When I started attending church as a student at Ohio University, I noticed that New Life Assembly of God in Athens, Ohio had some major league pray-ers. I heard men and women who could stand up in front of the church and pray “paragraphs or pages of Biblical pronouncements” that seemed to go straight to heaven. I used to wonder how they could say so much, or use so many Bible verses so well. Wow, I thought, they were praying! But then I was exposed to others who knew how to pray, but would be very uncomfortable if they had to get up in front of people and pray out loud. Even giving a testimony in front of a large crowd was a bit intimidating.

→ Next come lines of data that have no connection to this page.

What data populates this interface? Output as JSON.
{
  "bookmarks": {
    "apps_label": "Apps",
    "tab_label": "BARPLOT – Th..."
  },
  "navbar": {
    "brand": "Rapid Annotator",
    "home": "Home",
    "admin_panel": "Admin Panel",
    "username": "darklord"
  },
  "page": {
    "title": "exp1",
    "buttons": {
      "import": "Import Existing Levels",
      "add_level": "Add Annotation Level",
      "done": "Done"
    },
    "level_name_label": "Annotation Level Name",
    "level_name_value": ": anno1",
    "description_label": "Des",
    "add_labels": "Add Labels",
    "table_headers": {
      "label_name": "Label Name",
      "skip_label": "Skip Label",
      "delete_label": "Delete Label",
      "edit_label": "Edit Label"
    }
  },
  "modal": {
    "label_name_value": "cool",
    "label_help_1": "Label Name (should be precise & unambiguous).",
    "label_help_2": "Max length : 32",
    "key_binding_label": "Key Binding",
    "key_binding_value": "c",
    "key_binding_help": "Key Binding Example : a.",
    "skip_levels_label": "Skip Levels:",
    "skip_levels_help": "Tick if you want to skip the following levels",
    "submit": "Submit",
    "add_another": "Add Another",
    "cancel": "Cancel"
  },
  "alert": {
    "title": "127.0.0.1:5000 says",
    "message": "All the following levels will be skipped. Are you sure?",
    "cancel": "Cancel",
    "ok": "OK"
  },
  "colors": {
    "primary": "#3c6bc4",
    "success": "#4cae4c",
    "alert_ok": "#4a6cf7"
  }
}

When you step back and think about the types of prayer and the kinds of pray-ers you have heard at home, in your campus group, or in church, it is easy to draw conclusions about what is good and not-so-good praying. How would you evaluate the impact of loud prayers from a Type A person, to the quieter prayers of a contemplative, to the prayer of grace over a meal by your dad, or your little brother praying for bad weather to close school tomorrow?
When you read Scripture, there seem to be a wide variety of examples of prayer, including place, time, occasion, words, tone, individual and/or group led, and even how loud or soft a person prays (think of Jonah in the whale’s belly). But we often feel the pressure that there is only one way that God REALLY hears us. I was reflecting on a conversation with a mentor of mine and he said something that has stuck with me about prayer. He said, “Prayer is being with Jesus.”

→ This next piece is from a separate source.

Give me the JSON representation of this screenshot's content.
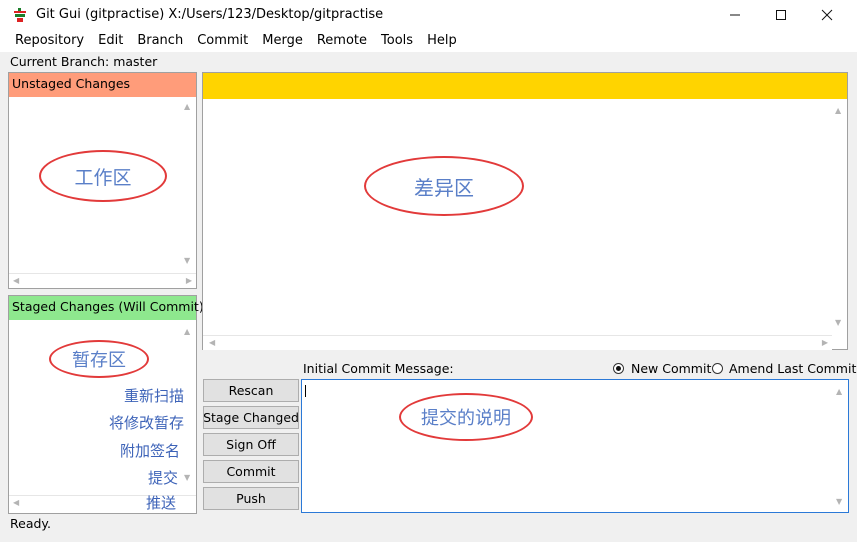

When you sit, stand, walk, or lie down today to talk with God – to tell Him how tough your day is going, how much money you need for the next semester, or to deal with a relational conflict, consider what it would mean to be able to simply enjoy being with Jesus.
Read Hebrews 4:14-16.
Think about how refreshing it would be to realize that as you pray, you are inviting Jesus to spend time with you (or is He inviting you?). Imagine the two of you – the Savior of the world, and you, one of His redeemed people – are spending a few minutes together. That’s why the writer to the Hebrews says to “approach the throne of grace with confidence…” because Jesus has made it possible for that sort of access to Him. How does that matter as you talk with Him?
Is it possible that you can stop worrying about what you sound like or what you actually say to Jesus? Try concentrating on what He is interested in, and what He wants from you: time, trust, and honor. Many of us fall into the trap of assuming we need to pray like we have heard others pray – but it is not about performance. It is just you and Jesus talking and listening.

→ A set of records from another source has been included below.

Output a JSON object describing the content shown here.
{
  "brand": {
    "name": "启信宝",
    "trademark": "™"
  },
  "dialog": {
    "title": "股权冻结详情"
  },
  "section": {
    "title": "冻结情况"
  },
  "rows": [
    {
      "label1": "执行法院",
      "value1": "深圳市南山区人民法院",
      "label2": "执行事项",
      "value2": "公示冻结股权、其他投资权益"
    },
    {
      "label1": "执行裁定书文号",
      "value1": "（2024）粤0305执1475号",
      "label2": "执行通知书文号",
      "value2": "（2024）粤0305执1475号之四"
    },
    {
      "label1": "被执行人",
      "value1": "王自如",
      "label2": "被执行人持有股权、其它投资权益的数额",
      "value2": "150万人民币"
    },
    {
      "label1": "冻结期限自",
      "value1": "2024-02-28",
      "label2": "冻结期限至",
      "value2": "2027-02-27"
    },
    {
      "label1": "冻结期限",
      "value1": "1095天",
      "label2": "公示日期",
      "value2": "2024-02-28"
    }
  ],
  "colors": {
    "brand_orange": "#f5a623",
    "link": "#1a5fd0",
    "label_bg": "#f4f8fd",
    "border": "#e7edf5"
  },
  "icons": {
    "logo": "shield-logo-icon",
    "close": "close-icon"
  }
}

One way to get into prayer is to have some focus. I’d like to suggest you talk with Jesus about the upcoming Olympic Games in London. Every four years the best athletes in the world gather for incredible competition and I believe Jesus is interested in the potential of impacting this event and the people who attend with His gospel. Friends of mine with Athletes in Action are once again going to be there as representatives of Jesus. Go to www.athletesinaction.org, click on the Olympic Project Blog, and read about the Gospel Over Breakfast. Then talk with Jesus. But also consider joining Barbara and me as an Olympic Prayer Partner with AIA. Pass the word too.
Grow devotionally. Prayer is conversation with the King of Kings. Enjoy the ongoing chat.